Acts 7:54-60

A
young English pianist gave his inaugural concert to a full house in a London
hall. His music was brilliant, and when he finished, the crowd gave him a long
standing ovation. Young and shy, he retreated backstage. The stage manager urged
him to return for a bow and an encore, but the young pianist refused. The manager
insisted.

“The
entire audience is standing and clapping for you,” he said, insisting that
the pianist return to the stage.

“Not
everyone is standing,” the young musician replied. “There is a gray-haired
man in the balcony who remains seated.” The manager peeked out.

“You’re
right,” he said. “But everyone else is standing. He makes no difference.
Don’t worry about him. Just go back out there.”

The
young pianist replied, “He is my teacher.” We don’t live for
everyone else’s approval. Living a worthwhile life means that we live for
God’s approval.

Here
are some keys to living a worthwhile life, taken from the life of Stephen.

I.
Know what is worth dying for, then live for it.

What
are you willing to die for?

When
is the last time you thought about the answer to that question? Until you know
what you are willing to die for you’ll never know what you should be living
for. A lot of times when we think about martyrs like Stephen we just focus on
the fact that they died for their faith.

Stephen
just didn’t die for his faith, he lived for it. Twice he is described as
being “full of the Holy Spirit.” When it came time for the apostles
to choose helpers in the early church, Stephen was on the top of the list. He
taught the people, performed miracles, and served the church. He found something
worth dying for (Jesus), then he lived for it.

Are
you willing to die right now for what you have been living for this past week?
Probably not.
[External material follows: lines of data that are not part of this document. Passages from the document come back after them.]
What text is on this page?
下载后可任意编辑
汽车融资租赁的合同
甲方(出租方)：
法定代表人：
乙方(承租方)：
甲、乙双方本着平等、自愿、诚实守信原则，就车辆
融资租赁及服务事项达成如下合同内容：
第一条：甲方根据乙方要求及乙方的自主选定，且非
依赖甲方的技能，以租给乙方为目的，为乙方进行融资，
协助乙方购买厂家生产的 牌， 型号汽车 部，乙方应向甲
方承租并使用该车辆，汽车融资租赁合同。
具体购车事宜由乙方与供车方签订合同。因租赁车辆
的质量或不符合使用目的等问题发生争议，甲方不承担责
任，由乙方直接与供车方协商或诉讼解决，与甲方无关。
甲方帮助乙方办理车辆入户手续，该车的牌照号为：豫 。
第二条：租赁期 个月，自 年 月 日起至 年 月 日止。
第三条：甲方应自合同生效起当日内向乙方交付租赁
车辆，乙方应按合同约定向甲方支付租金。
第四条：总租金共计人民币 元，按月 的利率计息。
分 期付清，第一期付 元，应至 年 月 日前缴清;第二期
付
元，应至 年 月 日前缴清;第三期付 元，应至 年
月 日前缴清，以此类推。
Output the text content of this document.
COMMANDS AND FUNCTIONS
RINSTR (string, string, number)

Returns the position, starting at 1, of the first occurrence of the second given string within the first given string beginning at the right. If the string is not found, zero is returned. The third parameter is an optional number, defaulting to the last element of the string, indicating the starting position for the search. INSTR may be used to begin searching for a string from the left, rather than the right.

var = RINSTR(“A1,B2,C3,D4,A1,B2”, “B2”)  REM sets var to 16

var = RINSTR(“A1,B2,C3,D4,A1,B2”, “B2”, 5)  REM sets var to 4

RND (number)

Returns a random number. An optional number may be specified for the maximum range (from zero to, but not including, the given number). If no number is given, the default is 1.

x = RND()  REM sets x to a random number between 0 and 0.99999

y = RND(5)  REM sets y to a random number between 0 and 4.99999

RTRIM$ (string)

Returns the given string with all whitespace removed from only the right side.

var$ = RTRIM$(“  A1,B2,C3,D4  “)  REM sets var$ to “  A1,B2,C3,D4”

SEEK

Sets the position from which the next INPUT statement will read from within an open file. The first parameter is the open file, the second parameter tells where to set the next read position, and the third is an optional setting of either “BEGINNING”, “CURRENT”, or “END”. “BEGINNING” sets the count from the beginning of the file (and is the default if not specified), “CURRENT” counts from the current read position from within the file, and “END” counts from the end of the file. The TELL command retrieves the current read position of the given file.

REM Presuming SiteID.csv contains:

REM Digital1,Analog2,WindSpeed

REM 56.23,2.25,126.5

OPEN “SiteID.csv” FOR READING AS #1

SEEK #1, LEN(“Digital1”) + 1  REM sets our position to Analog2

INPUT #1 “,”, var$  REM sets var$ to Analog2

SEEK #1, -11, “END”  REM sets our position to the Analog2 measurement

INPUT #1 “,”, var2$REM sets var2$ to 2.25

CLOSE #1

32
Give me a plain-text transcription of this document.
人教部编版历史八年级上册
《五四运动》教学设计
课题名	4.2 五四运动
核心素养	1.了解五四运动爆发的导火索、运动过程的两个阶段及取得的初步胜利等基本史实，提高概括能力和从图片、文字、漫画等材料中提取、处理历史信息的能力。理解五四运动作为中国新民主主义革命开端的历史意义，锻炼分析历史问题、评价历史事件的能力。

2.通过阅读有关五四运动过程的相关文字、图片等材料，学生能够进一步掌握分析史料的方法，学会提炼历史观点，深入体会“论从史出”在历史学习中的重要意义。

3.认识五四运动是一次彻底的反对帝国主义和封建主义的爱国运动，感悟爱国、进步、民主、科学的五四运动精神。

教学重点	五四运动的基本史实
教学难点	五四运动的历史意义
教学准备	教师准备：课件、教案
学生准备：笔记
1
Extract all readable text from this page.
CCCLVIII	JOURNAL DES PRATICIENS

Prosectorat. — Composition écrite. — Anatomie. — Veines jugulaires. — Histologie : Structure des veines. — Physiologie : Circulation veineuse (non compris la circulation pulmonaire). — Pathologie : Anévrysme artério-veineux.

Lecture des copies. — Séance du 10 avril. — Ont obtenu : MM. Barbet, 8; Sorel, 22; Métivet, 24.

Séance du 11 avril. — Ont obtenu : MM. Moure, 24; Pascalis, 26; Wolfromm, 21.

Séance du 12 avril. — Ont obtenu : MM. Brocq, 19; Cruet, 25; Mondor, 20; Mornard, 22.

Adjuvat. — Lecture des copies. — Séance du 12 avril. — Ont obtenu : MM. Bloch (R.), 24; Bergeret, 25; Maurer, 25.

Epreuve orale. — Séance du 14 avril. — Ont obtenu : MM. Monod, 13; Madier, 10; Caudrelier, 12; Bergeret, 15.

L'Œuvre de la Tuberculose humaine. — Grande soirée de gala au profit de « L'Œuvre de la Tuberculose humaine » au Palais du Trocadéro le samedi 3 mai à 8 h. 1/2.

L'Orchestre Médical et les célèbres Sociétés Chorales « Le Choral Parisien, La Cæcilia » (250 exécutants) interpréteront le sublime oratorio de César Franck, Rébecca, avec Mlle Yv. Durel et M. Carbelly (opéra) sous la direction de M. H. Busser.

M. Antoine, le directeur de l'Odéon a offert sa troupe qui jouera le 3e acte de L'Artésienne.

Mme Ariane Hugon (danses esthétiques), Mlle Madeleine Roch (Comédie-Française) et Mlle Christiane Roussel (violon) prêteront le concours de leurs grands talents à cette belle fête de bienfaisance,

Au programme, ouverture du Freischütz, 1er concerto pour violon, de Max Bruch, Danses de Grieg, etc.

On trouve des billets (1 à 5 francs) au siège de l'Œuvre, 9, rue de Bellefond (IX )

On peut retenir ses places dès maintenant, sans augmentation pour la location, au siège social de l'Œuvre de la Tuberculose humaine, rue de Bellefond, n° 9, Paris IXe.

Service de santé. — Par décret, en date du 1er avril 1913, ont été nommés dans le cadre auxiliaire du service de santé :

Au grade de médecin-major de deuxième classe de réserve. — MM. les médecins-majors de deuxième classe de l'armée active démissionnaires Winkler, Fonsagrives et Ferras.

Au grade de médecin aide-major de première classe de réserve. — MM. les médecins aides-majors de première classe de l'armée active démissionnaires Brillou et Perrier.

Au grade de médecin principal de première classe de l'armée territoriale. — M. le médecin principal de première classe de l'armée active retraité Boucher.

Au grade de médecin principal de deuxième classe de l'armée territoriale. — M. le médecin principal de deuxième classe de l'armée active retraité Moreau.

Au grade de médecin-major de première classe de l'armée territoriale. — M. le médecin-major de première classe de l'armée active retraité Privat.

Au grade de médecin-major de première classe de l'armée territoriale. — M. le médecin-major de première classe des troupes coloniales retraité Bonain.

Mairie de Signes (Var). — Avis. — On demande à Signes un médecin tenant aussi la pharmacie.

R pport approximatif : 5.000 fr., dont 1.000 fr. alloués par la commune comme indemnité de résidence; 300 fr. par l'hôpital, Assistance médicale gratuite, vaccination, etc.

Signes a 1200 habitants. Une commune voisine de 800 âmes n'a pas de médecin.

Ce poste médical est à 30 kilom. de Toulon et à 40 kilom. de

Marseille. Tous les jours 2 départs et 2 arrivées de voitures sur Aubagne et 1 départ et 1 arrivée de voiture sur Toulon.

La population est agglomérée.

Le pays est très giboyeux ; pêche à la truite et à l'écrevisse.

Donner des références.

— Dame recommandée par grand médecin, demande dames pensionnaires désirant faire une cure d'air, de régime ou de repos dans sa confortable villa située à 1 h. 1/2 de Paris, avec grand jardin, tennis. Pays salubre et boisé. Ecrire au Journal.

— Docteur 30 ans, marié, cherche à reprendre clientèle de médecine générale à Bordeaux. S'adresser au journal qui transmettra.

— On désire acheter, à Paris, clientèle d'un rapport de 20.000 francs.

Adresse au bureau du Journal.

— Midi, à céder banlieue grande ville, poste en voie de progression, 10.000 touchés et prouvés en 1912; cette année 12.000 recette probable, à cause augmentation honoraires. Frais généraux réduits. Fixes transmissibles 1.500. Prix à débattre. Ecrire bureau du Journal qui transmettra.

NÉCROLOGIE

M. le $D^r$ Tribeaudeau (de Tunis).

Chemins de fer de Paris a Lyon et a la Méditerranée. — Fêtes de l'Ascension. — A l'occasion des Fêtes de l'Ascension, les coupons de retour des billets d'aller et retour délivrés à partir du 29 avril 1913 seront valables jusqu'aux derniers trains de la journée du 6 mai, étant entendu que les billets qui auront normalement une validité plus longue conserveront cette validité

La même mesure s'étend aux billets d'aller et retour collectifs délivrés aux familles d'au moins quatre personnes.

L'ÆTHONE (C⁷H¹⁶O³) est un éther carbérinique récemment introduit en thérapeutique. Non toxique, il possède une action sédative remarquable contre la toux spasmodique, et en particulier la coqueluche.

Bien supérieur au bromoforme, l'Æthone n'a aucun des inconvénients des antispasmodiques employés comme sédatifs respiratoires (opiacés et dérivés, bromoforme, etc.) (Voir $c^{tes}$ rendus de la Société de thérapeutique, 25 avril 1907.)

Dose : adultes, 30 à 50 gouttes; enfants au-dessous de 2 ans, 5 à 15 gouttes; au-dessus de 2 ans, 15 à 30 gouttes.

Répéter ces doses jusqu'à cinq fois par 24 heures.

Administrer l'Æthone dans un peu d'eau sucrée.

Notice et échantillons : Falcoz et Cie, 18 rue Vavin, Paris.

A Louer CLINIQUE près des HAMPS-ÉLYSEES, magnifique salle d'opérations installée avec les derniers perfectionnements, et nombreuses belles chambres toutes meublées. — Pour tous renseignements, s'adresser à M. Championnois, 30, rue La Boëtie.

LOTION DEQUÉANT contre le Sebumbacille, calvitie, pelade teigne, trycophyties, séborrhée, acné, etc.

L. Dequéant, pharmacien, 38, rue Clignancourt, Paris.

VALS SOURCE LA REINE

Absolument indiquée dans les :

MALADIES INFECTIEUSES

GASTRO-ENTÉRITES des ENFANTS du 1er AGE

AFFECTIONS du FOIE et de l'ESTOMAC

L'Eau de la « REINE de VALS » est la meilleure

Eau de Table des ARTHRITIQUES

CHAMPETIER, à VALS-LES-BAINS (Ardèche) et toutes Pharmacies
I don’t know about you, but I’m not willing to die for
a job, or nice clothes, or a nice car. I am willing to die for the gospel. Living
for the gospel makes my life worth living.

Peter
Drucker said, “There is nothing so useless as doing efficiently that which
should not be done at all.”

Most
of us spend our lives on things that in the long run don’t really matter.
But if you spend it devoted to the gospel, regardless of when you die your life
will have value.

II.
Remember the Source and the power of the Gospel message. (v. 54-55)

If
you look at the beginning of chapter 7, you’ll see that Stephen was asked
to defend himself. What does he do? Preaches a sermon. Stephen went Old School
on the Sanhedrin. His sermon went all the way back to Abraham, Isaac, Jacob,
and Joseph. He explained how all of the Old Testament was leading up to Christ.
The Sanhedrin became the defendants and he became the accuser.

V.
54 says, “When they heard this, they were furious and gnashed their teeth
at him.” The faithful always make the faithless furious. When the Christians
stand up for what the word of God teaches, many people get furious. They were
so furious that the Sanhedrin wanted to stone him. Why didn’t he try to
defend himself? He knew that you may kill messenger, but that doesn’t make
the message any less true.

In
v. 55 we read, “But Stephen, full of the Holy Spirit, looked up to heaven
and saw the glory of God, and Jesus standing at the right hand of God.”

The
fact that Jesus was standing meant that he was honoring Stephen and welcoming
him home. We often stand up when a person walks in. If not, we say, “forgive
me for not standing.” Jesus saw Stephen’s faith, and in the midst
of dying. Jesus stood up and welcomed him home.

III.
Allow the Message to mold your heart into the heart of Christ.

They
dragged him outside the city and stoned him. Jesus was standing up because he
could see that Stephen had the heart of Christ. Notice how similar Stephen’s
reaction to his stoning was to Jesus’ reaction at “is crucifixion.

Stephen:
“Lord Jesus, receive my spirit.”

Jesus:
“Father, into your hands I commit my spirit” (Luke 23:46)

Stephen
and Jesus: “Do not hold this sin against them.”

How
do you do that? How do you forgive your murderers? First of all, you live for
something worth more than your life. Second, remember that forgiveness is not
an emotion; it is a decision based on what Jesus had done for him. Stephen was
willing to die for Jesus, because Jesus had been willing to die for him. (Eph.
5:1)

IV.
If we live a worthwhile life, the message of the Gospel will never be stopped.
(v. 58)

Whenever
the world thinks that they have hushed the gospel message here, it pops up over
there. We know who Saul is. He was a model Jew. When the voice of the gospel
was dying with Stephen, it was coming alive in Saul.